Unfortunately, Southpaw may be the final film score ever designed by legendary composer James Horner, who died in a plane crash. There are a couple of movies that might end up using a Horner score, but right now this is the most recent film to use an unaltered work by Horner. Fans of him will probably be disappointed. The score isn't bad, even if it's not especially good. The problem is that Eminem refused to back off of the soundtrack like he did the acting role. This is just an opinion, but I thought every single song that he did was obnoxious. Horner doesn't get a chance to do very much because all of the big scenes are either in a boxing ring, where no score is used in order to keep the sound effects realistic, or at a gym, where Eminem smears his shouty choruses over training montages.

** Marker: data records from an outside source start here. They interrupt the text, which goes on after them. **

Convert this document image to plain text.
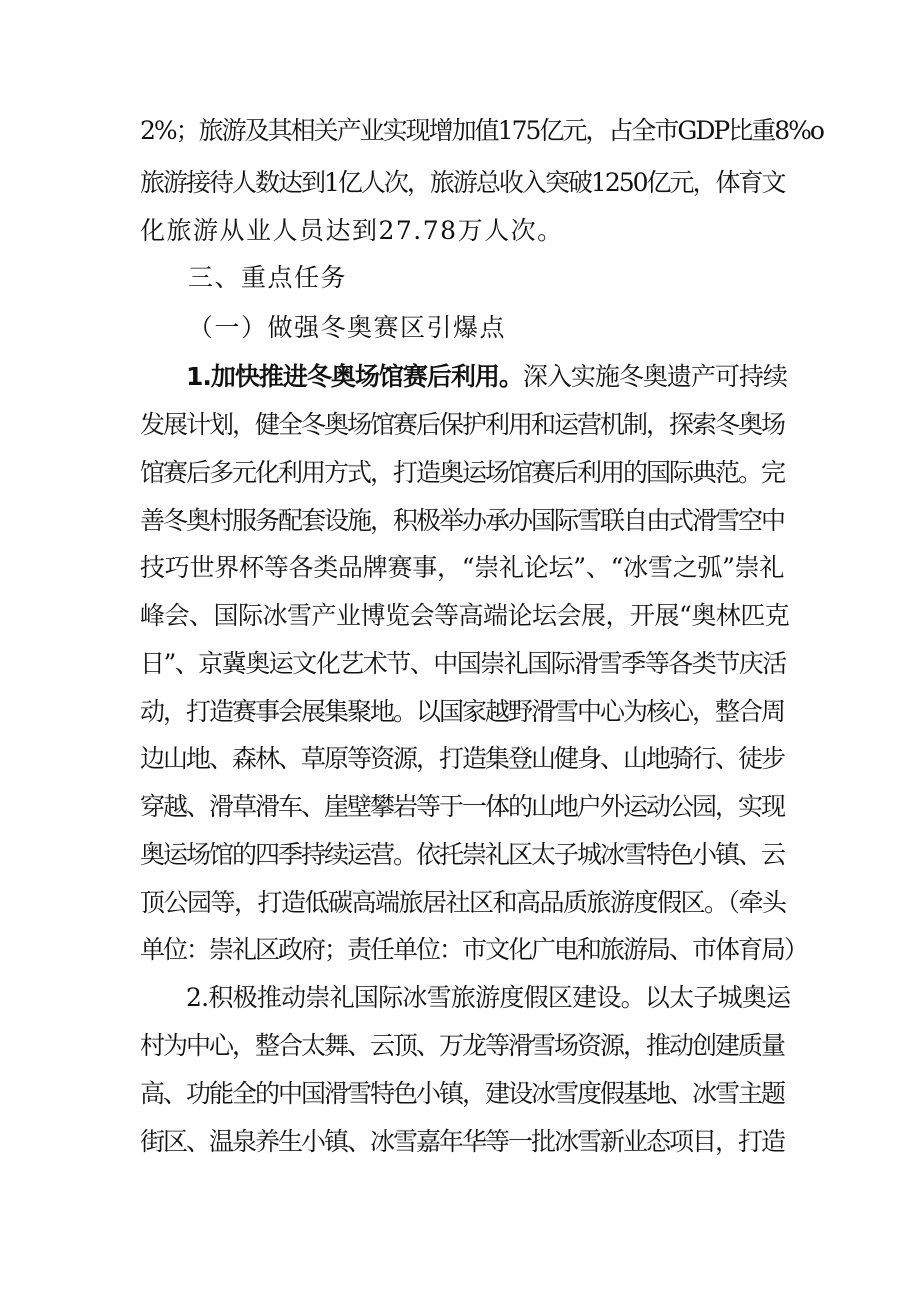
2%；旅游及其相关产业实现增加值175亿元，占全市GDP比重8%o
旅游接待人数达到1亿人次，旅游总收入突破1250亿元，体育文
化旅游从业人员达到27.78万人次。
三、重点任务
（一）做强冬奥赛区引爆点
1.加快推进冬奥场馆赛后利用。深入实施冬奥遗产可持续
发展计划，健全冬奥场馆赛后保护利用和运营机制，探索冬奥场
馆赛后多元化利用方式，打造奥运场馆赛后利用的国际典范。完
善冬奥村服务配套设施，积极举办承办国际雪联自由式滑雪空中
技巧世界杯等各类品牌赛事，“崇礼论坛”、“冰雪之弧”崇礼
峰会、国际冰雪产业博览会等高端论坛会展，开展“奥林匹克
日”、京冀奥运文化艺术节、中国崇礼国际滑雪季等各类节庆活
动，打造赛事会展集聚地。以国家越野滑雪中心为核心，整合周
边山地、森林、草原等资源，打造集登山健身、山地骑行、徒步
穿越、滑草滑车、崖壁攀岩等于一体的山地户外运动公园，实现
奥运场馆的四季持续运营。依托崇礼区太子城冰雪特色小镇、云
顶公园等，打造低碳高端旅居社区和高品质旅游度假区。（牵头
单位：崇礼区政府；责任单位：市文化广电和旅游局、市体育局）
2.积极推动崇礼国际冰雪旅游度假区建设。以太子城奥运
村为中心，整合太舞、云顶、万龙等滑雪场资源，推动创建质量
高、功能全的中国滑雪特色小镇，建设冰雪度假基地、冰雪主题
街区、温泉养生小镇、冰雪嘉年华等一批冰雪新业态项目，打造
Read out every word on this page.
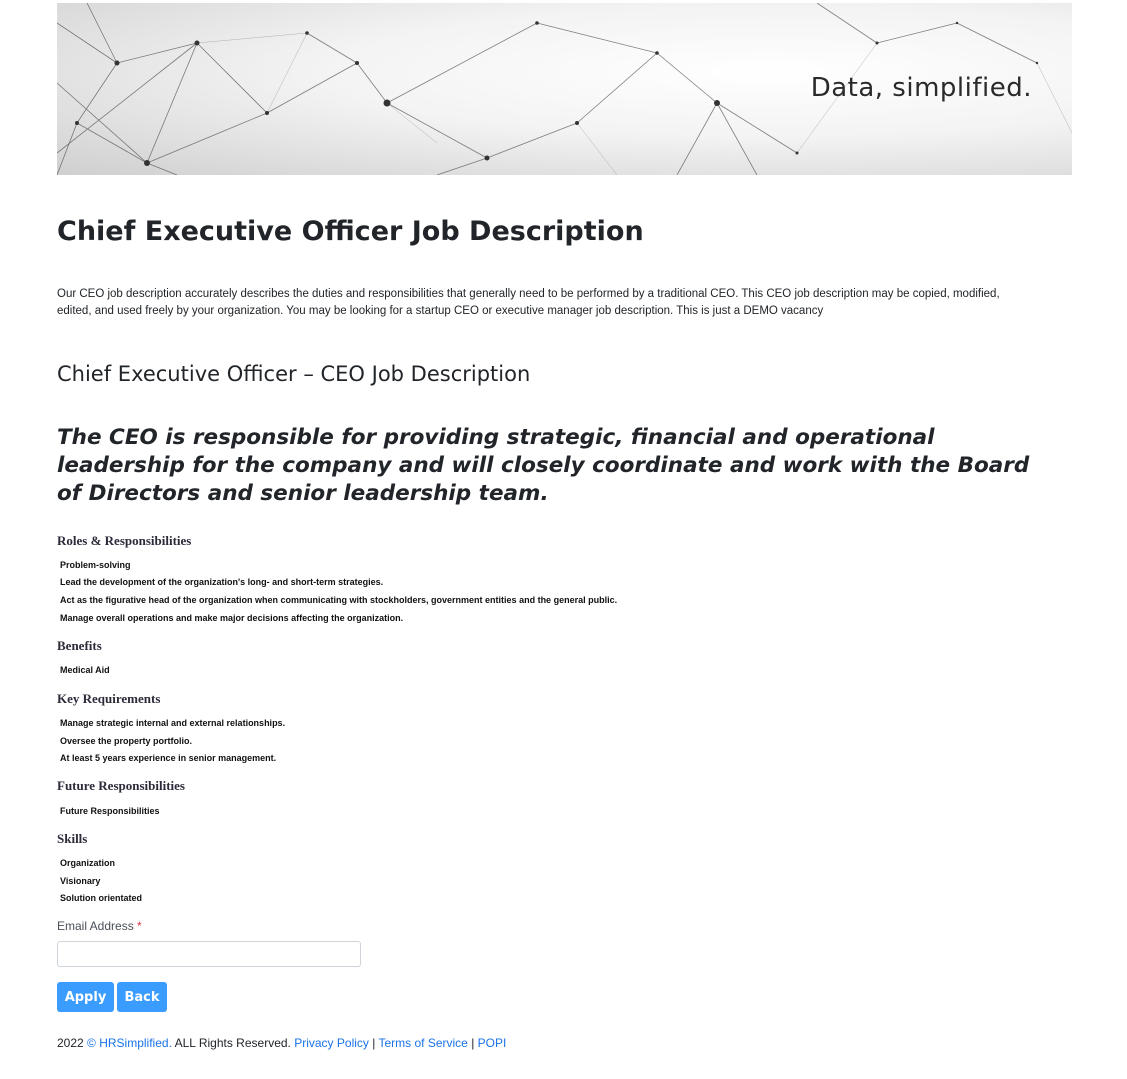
Data, simplified.
Chief Executive Officer Job Description

Our CEO job description accurately describes the duties and responsibilities that generally need to be performed by a traditional CEO. This CEO job description may be copied, modified, edited, and used freely by your organization. You may be looking for a startup CEO or executive manager job description. This is just a DEMO vacancy

Chief Executive Officer – CEO Job Description
The CEO is responsible for providing strategic, financial and operational leadership for the company and will closely coordinate and work with the Board of Directors and senior leadership team.
Roles & Responsibilities
Problem-solving
Lead the development of the organization's long- and short-term strategies.
Act as the figurative head of the organization when communicating with stockholders, government entities and the general public.
Manage overall operations and make major decisions affecting the organization.
Benefits
Medical Aid
Key Requirements
Manage strategic internal and external relationships.
Oversee the property portfolio.
At least 5 years experience in senior management.
Future Responsibilities
Future Responsibilities
Skills
Organization
Visionary
Solution orientated
Email Address *
Apply	Back
2022 © HRSimplified. ALL Rights Reserved. Privacy Policy | Terms of Service | POPI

I honestly don't know how much this will be liked by boxing fans. Some might appreciate how accurate it is to the sport, others might decide that there's no point in watching an hour and a half of melodrama to get to a fight of similar quality to ones they watch often. Southpaw is a summer popcorn movie dressed up as something more important. It's fun and sweet and a fine way to spend some time and 10 dollars, but the story is ridiculous and the character's don't get developed beyond standard sports drama arcs. How much you can tolerate that will determine how much you like it, so I can't recommend it to people uninterested, but it's good at being what it is.